SolInk dramatically reduces the cost by minimizing materials: less than a gram of nanowires is added to crystalline silicon panels. With SolInk, module manufacturers can make commercially feasible, high efficiency gallium arsenide solar modules or multi-junction solar modules combining gallium arsenide and crystalline silicon.
SolInk also enables light concentration without the use of optics or mechanical components. Nanowires need only cover a small portion of the surface area of a crystalline silicon or thin film solar cell to achieve substantially all of the benefits of adding gallium arsenide. In a research paper published in Science earlier this year, Lund University and Sol Voltaics researchers demonstrated that indium phosphide nanowires covering just 12 percent of the substrate surface produced a solar cell with an efficiency of 13.8 percent. The results were certified by the Fraunhofer Institute. The phenomenon, called Wave Concentrated Photovoltaics (WCPV), combined with the other advantages of gallium arsenide nanowires leads to ground-breaking performance for SolInk.
Aerotaxy: A New Way to Manufacture Materials
Aerotaxy represents a new paradigm for mass producing the smallest structures inside electronic devices. Nanowires and nanotubes are typically produced through an epitaxial process, i.e. slowly grown as crystals on substrates. Because of the inherent physical limits of the epitaxial process, nanoparticles often need to be grown in place or harvested and sorted in batch processes that can be both time-consuming and expensive.
Aerotaxy creates nanomaterials by suspending and mixing active materials in carrier gas streams. The active materials bond to form larger, uniform structures while in flight: nanowires are literally grown in air. In this way, Aerotaxy can generate tens of billions of nanowires per second on a continuous basis.
The finished nanowires can be integrated into a solar panel or other products, or can be stored indefinitely. A 2012 paper published in Nature details how professor Samuelson and his team manufactured gallium arsenide nanowires with Aerotaxy.
"The results have been far better than we ever expected," said Samuelson. "We understand how different materials react or bond to one another.
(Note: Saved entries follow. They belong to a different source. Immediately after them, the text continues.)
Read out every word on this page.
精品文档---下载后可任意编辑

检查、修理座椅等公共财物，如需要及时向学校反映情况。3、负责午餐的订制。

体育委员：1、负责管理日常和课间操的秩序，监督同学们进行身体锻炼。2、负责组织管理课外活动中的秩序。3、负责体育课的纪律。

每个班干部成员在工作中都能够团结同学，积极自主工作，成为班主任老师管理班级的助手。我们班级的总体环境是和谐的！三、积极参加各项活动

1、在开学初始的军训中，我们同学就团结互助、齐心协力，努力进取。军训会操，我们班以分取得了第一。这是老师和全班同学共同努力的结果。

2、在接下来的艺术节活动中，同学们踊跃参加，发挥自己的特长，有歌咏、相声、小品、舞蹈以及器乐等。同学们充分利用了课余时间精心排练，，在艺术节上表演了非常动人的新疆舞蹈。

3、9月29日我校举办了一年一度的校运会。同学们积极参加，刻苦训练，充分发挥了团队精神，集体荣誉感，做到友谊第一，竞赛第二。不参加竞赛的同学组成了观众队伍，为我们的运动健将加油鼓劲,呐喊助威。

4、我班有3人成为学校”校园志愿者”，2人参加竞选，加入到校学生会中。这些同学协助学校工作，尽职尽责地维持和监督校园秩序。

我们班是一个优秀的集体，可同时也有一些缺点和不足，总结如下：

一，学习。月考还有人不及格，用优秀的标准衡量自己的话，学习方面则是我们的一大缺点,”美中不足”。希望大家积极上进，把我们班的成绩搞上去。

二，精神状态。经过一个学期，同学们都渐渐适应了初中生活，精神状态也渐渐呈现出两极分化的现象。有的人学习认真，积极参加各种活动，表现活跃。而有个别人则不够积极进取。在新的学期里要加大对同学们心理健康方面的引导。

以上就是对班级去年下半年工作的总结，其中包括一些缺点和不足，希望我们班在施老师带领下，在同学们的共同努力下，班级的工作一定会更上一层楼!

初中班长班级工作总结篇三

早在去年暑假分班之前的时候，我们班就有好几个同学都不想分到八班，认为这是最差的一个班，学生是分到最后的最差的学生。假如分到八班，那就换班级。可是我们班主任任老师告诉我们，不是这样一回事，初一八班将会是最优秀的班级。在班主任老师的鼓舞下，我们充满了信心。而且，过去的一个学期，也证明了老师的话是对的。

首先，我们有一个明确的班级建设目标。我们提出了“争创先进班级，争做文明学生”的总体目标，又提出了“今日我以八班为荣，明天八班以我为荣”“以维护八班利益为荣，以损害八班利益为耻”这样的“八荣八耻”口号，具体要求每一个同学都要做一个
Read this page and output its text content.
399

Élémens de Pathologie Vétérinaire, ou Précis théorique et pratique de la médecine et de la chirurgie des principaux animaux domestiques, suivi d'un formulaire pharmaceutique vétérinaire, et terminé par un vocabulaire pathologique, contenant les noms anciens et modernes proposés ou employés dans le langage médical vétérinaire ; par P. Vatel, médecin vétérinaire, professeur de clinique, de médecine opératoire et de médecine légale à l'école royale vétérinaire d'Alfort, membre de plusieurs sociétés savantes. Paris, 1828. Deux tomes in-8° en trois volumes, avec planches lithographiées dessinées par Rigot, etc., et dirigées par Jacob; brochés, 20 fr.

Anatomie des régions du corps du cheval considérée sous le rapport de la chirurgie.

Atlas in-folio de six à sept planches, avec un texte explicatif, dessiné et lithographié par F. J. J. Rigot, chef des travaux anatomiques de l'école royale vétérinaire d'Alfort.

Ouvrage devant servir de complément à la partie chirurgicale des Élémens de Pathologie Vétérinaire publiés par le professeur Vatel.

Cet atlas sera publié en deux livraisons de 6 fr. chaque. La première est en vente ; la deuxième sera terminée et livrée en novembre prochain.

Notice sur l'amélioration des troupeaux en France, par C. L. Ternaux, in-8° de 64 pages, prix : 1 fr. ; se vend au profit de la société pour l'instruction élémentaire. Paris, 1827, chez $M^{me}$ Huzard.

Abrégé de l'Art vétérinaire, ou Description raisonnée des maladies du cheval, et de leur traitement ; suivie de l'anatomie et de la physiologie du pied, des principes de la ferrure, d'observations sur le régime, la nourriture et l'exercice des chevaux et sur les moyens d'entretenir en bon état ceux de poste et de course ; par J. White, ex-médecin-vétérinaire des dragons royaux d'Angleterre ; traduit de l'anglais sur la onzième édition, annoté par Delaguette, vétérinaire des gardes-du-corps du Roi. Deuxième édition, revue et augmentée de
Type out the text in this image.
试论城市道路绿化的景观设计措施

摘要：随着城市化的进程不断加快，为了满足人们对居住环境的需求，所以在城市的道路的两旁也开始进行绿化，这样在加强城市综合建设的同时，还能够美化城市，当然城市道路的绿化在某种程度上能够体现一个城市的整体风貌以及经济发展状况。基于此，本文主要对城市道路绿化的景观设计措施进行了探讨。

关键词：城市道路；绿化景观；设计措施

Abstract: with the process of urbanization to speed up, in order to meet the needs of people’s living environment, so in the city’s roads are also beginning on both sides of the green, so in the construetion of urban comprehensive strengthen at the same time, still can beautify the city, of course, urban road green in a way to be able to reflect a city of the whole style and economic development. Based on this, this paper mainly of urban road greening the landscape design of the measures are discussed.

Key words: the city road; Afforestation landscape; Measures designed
With Aerotaxy, we essentially create an atmosphere where we can better harness those physical and chemical properties."
Business Model: SolInk, Not Modules
Rather than produce modules or sell capital equipment, Sol Voltaics will produce and sell SolInk to solar cell and module manufacturers: a single, relatively small, manufacturing facility will be able to provide megawatts worth of materials to module makers worldwide. Module manufacturers likewise will be able to integrate new materials into their products without replacing existing production lines.
Sol Voltaics anticipates producing functional solar cells with gallium arsenide nanowires for demonstration by the end of 2013. Commercial production of SolInk-enhanced modules will begin in 2015 and move into volume production in 2016. Total invested capital to get into high-volume commercial production will come to less than $50 million.
Other potential applications for Aerotaxy include producing nanomaterials for power electronics, LEDs, batteries and energy storage.
"The promise of nanotechnology has been held back by complexity, low yields and cost. Aerotaxy paves the way for integrating new materials into products in a streamlined manner. This is nanotechnology made simple," said Alf Bjorseth, Chairman of Scatec.